Some people blog lofty philosophical musings; others share cutting political satire. I’m out to help fellow knitters with useful tidbits. Really, I just want to make time spent learning things the hard-headed way more meaningful! So here’s what I learned about cabling a loop and sewing it together so it looks continuous, and you don’t have to hide an ugly seam. (Oh no!)
The pattern said to provisionally CO 20 stitches with scrap yarn, then commence to cabling, so I blithely did just that. After working the full cuff, I thought I could simply pick out the scrap yarn, move the stitches to a needle, and be ready to go. No so fast, Ms. Cocky Knitter! Cables twist (duh), and I quickly had no idea what order my blankety-blank stitches should be in. Frak! OK, deep breaths, surely all is not lost. Surely I can sort this out, pick up a few dropped stitches, rearrange… it’s bulky yarn after all… %$#^%&+**! Forget it, sunshine. Better yet, frog it. Yes, all of it. Lesson learned? When provisionally casting on for cables and planning to connect to another end of cables, do it with a spare circular needle. Don’t know how? Figure it out, or better yet, get a more experienced knitter to show you. (Thanks, Carol!)

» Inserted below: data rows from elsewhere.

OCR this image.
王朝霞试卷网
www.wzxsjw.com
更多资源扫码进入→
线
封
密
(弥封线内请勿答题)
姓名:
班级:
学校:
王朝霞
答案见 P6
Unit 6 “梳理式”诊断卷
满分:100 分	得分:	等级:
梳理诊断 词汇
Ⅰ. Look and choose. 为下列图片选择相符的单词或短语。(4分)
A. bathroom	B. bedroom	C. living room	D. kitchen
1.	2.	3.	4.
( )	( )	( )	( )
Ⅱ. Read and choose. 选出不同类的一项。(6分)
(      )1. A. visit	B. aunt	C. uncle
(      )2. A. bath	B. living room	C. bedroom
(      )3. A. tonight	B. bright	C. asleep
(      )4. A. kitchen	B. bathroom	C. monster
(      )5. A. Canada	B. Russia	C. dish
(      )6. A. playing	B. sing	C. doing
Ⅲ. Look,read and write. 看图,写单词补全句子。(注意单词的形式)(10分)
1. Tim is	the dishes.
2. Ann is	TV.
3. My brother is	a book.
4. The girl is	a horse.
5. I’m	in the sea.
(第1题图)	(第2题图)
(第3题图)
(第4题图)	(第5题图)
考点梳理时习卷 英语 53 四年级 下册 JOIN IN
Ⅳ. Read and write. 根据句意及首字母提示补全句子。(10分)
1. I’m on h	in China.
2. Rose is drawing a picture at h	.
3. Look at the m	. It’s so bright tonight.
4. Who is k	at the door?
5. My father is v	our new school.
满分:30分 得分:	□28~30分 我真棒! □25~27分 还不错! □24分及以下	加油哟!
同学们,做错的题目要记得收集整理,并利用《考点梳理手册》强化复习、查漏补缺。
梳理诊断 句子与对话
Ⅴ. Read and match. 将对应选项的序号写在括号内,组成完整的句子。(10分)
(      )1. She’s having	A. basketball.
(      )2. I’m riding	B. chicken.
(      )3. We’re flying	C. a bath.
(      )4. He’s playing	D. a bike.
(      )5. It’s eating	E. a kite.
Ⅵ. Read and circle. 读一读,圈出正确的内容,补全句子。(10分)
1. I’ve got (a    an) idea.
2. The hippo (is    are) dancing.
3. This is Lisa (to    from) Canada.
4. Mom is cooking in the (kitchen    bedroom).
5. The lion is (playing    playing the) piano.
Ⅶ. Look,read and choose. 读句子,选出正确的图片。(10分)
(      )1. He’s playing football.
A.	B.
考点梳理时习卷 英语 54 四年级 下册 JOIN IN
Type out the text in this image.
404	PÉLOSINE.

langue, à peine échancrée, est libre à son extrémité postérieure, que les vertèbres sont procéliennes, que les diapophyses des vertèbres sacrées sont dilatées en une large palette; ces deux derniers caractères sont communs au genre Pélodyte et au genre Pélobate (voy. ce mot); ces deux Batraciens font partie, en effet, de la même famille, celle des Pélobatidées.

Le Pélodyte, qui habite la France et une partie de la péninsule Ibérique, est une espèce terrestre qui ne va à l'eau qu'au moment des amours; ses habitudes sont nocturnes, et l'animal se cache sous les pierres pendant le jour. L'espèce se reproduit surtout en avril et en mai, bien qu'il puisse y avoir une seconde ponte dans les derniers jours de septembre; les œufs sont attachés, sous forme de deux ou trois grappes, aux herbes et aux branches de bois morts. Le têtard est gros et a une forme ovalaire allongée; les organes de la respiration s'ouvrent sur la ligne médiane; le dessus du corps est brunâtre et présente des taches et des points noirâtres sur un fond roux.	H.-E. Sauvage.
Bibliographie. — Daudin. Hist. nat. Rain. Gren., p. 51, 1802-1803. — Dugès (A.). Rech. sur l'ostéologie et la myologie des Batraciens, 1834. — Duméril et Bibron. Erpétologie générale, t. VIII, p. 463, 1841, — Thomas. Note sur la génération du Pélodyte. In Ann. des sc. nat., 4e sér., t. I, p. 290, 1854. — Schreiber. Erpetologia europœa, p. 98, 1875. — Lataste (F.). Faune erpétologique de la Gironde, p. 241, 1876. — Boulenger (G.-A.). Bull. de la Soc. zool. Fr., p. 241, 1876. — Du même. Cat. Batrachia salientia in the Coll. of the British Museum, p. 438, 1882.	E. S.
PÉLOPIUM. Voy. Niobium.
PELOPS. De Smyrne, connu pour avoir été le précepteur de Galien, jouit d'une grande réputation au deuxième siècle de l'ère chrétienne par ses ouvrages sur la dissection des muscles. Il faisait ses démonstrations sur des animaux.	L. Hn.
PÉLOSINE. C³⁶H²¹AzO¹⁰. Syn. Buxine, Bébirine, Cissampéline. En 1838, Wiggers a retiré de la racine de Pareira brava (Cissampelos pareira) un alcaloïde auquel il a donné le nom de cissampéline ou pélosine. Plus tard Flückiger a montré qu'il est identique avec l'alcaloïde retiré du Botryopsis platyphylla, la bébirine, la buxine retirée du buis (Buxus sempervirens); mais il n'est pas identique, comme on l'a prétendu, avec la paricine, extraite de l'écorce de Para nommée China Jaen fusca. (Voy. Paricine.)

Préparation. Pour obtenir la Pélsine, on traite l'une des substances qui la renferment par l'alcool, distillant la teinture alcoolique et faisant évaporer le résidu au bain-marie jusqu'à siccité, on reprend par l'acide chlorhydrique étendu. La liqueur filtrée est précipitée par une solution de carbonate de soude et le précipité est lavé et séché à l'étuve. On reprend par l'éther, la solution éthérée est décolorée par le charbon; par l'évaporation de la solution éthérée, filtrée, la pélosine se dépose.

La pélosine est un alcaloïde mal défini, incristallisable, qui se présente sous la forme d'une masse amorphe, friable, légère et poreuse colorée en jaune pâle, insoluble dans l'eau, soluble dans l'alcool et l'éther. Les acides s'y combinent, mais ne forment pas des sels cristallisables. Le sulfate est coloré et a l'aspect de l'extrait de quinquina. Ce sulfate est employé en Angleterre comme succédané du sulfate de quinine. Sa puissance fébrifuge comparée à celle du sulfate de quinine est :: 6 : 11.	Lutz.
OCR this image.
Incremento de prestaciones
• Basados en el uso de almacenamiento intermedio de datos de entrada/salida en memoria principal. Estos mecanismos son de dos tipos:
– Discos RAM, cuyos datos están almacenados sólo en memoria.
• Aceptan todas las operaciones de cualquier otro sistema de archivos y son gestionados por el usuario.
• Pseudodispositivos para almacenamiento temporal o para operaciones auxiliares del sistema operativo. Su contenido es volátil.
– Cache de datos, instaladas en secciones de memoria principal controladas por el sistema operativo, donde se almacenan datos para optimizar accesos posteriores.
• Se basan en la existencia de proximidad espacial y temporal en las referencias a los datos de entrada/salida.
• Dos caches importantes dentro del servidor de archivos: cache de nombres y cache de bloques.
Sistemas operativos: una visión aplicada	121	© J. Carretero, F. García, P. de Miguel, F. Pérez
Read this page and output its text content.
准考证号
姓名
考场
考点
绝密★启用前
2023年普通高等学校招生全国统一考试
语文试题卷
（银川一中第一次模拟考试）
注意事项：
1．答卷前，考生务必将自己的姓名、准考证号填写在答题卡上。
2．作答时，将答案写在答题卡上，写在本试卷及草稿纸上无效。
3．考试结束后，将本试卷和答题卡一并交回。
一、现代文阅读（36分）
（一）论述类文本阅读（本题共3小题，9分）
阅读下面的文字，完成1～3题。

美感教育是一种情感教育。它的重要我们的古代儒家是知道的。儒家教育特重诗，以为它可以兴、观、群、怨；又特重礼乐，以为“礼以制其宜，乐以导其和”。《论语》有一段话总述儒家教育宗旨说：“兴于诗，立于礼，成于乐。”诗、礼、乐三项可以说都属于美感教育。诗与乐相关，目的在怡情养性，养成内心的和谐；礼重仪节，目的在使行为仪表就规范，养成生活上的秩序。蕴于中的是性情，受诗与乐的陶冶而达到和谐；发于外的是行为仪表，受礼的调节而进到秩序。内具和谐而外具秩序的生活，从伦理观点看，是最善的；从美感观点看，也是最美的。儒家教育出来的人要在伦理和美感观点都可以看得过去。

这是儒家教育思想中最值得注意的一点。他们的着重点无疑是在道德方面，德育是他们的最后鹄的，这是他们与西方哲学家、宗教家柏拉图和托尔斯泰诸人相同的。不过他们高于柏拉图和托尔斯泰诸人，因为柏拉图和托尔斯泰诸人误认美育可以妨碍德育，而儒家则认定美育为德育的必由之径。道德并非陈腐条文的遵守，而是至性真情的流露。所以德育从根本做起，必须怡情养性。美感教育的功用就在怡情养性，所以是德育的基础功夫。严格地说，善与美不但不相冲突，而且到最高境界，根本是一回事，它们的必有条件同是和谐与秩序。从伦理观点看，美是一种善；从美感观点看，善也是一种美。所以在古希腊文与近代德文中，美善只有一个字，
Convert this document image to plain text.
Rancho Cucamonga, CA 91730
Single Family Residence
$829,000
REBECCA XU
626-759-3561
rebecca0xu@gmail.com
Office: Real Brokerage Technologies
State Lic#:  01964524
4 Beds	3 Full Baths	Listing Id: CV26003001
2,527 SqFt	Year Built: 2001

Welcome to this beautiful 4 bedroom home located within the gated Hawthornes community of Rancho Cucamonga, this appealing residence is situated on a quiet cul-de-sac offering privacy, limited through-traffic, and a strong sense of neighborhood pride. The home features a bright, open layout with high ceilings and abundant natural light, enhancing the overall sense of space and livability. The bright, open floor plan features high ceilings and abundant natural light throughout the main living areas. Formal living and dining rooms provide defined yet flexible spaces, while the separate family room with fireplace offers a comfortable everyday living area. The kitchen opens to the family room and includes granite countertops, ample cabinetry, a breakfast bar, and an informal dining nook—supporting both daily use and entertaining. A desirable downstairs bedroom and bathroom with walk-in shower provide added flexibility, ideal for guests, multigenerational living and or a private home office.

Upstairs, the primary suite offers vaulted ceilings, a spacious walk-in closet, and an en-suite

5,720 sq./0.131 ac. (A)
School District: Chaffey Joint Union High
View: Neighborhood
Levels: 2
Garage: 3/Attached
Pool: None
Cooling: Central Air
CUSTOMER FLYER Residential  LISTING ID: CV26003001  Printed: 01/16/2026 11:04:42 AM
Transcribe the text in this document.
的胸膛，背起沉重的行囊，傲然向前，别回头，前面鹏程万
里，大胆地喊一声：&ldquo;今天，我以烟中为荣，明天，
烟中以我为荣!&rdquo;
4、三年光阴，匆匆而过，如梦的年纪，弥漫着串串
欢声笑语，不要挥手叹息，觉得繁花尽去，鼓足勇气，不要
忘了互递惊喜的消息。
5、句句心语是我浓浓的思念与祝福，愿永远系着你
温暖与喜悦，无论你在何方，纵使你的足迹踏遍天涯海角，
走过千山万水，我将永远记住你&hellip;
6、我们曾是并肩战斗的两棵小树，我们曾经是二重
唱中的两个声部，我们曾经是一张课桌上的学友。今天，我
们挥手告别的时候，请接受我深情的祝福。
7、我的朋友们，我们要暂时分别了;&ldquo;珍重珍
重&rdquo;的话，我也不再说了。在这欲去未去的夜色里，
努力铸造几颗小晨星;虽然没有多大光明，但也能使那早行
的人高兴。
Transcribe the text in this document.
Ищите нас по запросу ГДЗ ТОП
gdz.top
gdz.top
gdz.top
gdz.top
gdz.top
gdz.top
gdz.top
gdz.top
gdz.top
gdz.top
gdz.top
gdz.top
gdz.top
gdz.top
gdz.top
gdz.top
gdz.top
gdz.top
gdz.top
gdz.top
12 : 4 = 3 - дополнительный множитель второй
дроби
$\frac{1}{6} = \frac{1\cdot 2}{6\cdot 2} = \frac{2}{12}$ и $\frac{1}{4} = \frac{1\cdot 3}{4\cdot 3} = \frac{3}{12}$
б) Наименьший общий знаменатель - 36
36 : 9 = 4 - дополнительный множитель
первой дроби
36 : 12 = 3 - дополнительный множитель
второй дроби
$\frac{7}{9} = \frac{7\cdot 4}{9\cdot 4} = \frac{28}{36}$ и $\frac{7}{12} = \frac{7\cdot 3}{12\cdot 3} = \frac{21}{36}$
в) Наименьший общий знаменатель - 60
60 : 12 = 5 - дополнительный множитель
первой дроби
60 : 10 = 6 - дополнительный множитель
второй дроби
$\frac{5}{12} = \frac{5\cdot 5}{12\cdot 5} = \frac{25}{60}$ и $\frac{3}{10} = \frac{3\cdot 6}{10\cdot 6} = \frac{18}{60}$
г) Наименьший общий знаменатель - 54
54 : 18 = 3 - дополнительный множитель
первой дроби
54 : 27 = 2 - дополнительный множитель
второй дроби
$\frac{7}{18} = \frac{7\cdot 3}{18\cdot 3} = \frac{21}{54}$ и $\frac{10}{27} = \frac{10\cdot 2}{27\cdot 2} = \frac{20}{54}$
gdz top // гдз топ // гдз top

Take 2. The cuff is redone, and now the directions say to graft the two live ends together. Really? Knits and purls? How’s that? I found instructions for doing this with a pattern for a gorgeous hooded sweater called Rogue, but they never showed the chart (being a for-pay pattern), so knowing to slip p-wise on stitch 5 or whatever didn’t help. Wise Hilda to the rescue. A million thanks! For anyone else reaching this point in the Knit Picks Cabled Cuff Mittens, here is how I got my cables to match up. (Given that I paid for this pattern as part of a kit, wouldn’t you think they would have saved me the grief of working this out? Enough whinging.)
The above chart shows only the join, with yellow marking the first transition from knits to purls in stitch 3 and the blue marking the reverse. You have to know how to Kitchener stitch / graft, but then you can follow the steps below. Each stitch is listed twice because first you slip the sewing needle through it one way, then later you slip it through and take that stitch off the knitting needle.
St | Front | Back | |
1 | P | K | |
1 | K-off | P-off | |
2 | P | K | |
2 | K-off | P-off | |
3 | P | P | transition from knits to purls |
3 | K-off | K-off | |
4 | P | P | |
4 | K-off | K-off | |
5 | P | K | transition from purls to knits |
5 | K-off | P-off | |
6 | P | K | |
6 | K-off | P-off | |
7 | P | K | |
7 | K-off | P-off | |
8 | P | P | transition from knits to purls |
8 | K-off | K-off | |
9 | P | P | |
9 | K-off | K-off | |
10 | P | K | transition from purls to knits |
10 | K-off | P-off | |
11 | P | K | |
11 | K-off | P-off | |
12 | P | K | |
12 | K-off | P-off | |
13 | P | K | |
13 | K-off | P-off | |
14 | P | K | |
14 | K-off | P-off | |
15 | P | K | |
15 | K-off | P-off | |
16 | P | P | transition from knits to purls |
16 | K-off | K-off | |
17 | P | P | |
17 | K-off | K-off | |
18 | P | P | |
18 | K-off | K-off | |
19 | P | K | transition from purls to knits |
19 | K-off | P-off | |
20 | P | K | |
20 | K-off | P-off |
BTW, if more experienced knitters find errors in the above, by all means let me know. It seemed to work out properly for my cuffs, but as you can see I only RTFM as a last resort!